4. Discussion and Conclusions
In this research, the nature-inspired optimization methods used for swarm controls and the communication methods within and between the swarms are emphasized. Thus, the problems encountered in swarm robotic behaviors can be overcome using these above-mentioned problem-solving methods found among living creatures in nature.
In this study, the optimization and communication design problems that can be experienced during the realization of the movements of swarm robotics are stated. Using several different algorithms instead of using only one for swarm control yields a better solution to the problems emerging in swarm robotic design. Some methods were suggested suitable for swarm robotics architecture using different approaches to some classical optimization methods such as PSO.
It is concluded that the use of heterogeneous communities which are also based on swarm robotics can clearly increase the swarm’s success. In nature, there are many examples of this phenomenon. The presence of individuals with different duties in the same environment in bee and ant colonies is a good case. In addition, the swarm can be formed from individuals who have different tasks with the same purpose, in order to have a robust structure, better control, and fast communication.
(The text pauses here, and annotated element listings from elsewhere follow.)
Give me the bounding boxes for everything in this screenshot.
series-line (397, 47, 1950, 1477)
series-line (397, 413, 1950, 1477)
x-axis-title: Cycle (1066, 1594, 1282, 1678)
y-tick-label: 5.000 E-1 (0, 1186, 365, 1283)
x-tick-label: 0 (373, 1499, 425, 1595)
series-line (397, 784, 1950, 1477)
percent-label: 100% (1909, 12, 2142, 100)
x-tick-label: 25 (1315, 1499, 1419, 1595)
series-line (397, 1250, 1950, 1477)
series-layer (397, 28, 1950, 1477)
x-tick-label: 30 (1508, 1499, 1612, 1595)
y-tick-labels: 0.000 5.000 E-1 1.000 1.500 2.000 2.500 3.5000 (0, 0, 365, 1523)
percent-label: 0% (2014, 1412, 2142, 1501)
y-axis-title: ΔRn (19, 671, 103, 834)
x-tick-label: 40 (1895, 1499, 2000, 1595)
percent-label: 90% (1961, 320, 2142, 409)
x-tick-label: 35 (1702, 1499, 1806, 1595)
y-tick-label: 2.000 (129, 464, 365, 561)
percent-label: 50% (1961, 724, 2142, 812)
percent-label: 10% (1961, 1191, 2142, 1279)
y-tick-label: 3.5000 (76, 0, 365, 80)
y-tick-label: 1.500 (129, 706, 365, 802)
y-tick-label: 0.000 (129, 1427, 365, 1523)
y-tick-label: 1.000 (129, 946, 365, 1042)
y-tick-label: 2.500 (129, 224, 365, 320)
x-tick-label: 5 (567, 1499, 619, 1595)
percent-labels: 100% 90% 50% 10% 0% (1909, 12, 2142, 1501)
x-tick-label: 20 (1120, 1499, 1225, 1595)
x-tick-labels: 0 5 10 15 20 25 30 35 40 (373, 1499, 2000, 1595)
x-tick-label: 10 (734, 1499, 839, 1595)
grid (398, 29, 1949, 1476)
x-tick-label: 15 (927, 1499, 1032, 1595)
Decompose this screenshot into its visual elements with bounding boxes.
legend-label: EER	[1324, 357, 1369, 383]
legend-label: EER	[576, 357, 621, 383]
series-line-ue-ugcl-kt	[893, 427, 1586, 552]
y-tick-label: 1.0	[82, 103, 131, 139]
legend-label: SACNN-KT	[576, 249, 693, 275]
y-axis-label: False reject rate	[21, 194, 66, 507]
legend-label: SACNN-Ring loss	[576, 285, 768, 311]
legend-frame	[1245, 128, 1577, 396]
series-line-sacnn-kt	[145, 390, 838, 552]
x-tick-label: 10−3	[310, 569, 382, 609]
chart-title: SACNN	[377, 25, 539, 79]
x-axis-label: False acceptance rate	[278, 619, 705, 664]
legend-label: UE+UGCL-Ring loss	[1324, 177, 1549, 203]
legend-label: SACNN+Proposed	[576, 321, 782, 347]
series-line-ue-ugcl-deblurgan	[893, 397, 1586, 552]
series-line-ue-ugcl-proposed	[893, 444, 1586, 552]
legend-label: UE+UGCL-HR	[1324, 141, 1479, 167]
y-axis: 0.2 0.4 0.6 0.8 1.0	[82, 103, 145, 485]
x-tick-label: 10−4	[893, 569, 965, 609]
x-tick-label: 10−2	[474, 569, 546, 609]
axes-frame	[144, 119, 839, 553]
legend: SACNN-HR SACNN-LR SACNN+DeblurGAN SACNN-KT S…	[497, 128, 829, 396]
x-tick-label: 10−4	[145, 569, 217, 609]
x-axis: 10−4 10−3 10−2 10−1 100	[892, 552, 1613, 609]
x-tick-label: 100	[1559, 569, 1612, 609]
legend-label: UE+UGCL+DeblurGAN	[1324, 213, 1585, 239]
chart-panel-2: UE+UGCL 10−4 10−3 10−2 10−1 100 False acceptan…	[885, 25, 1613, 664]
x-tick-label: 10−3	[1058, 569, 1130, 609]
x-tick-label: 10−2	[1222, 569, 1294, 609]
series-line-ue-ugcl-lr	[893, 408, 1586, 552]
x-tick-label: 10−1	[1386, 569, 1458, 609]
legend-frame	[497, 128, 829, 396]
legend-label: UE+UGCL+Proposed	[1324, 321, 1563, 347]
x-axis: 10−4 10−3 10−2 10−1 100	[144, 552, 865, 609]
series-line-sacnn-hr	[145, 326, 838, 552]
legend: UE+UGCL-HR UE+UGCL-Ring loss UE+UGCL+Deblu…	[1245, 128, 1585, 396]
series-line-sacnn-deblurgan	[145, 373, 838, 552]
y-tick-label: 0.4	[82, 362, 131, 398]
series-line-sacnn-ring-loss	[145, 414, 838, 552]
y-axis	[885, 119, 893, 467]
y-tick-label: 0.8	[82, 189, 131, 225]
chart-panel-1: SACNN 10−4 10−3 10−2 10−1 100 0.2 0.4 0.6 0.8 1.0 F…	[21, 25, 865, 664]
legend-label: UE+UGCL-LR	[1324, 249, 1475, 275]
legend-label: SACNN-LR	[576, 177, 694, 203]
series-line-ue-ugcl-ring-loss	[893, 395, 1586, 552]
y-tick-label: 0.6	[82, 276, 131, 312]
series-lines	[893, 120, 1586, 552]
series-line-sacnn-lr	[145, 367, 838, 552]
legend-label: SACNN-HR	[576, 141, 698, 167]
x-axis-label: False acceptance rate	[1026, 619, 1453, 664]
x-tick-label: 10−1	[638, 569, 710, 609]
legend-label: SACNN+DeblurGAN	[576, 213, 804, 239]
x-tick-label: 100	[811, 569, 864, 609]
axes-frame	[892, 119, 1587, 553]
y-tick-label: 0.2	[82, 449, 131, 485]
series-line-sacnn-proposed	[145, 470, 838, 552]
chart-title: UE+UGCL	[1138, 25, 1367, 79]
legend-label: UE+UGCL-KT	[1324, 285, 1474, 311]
Although the homogenous employment of individuals is essential and a designed coordinator is less often suggested in the distributed control architecture used in swarm robotics, some individuals designed with different purpose from the same swarm can be selected to act as coordinators to improve this common situation. When necessary, this individual’s duty can be exchanged with that of another individual. This approach will help to eliminate the requirement of creating individuals with different architectures and remove the need to search for the replacement of an individual that may be disabled for some reason in a group. The swarm designed in thimanner will be a great team that makes decisions on its own, provides high cooperation within itself, has strong coordination, does not have problems in adding or subtracting individuals, and adapts quickly to task changes. When required, the idea of dividing the swarm into parts and combining them for a single task will speed up the inter-communication and will also be more effective in accomplishing the task by sending or recruiting a team from within the swarm to the other swarm.
In future works, it is planned to interpret and optimize the simulation data with deep learning and optimization algorithms. Afterwards, it is planned to create a swarm robot application in a virtual environment to perform the pre-defined tasks. The results and experience obtained from this will be transferred to the designs in the real environment. Smart agriculture applications are good candidate for the next stage of this study.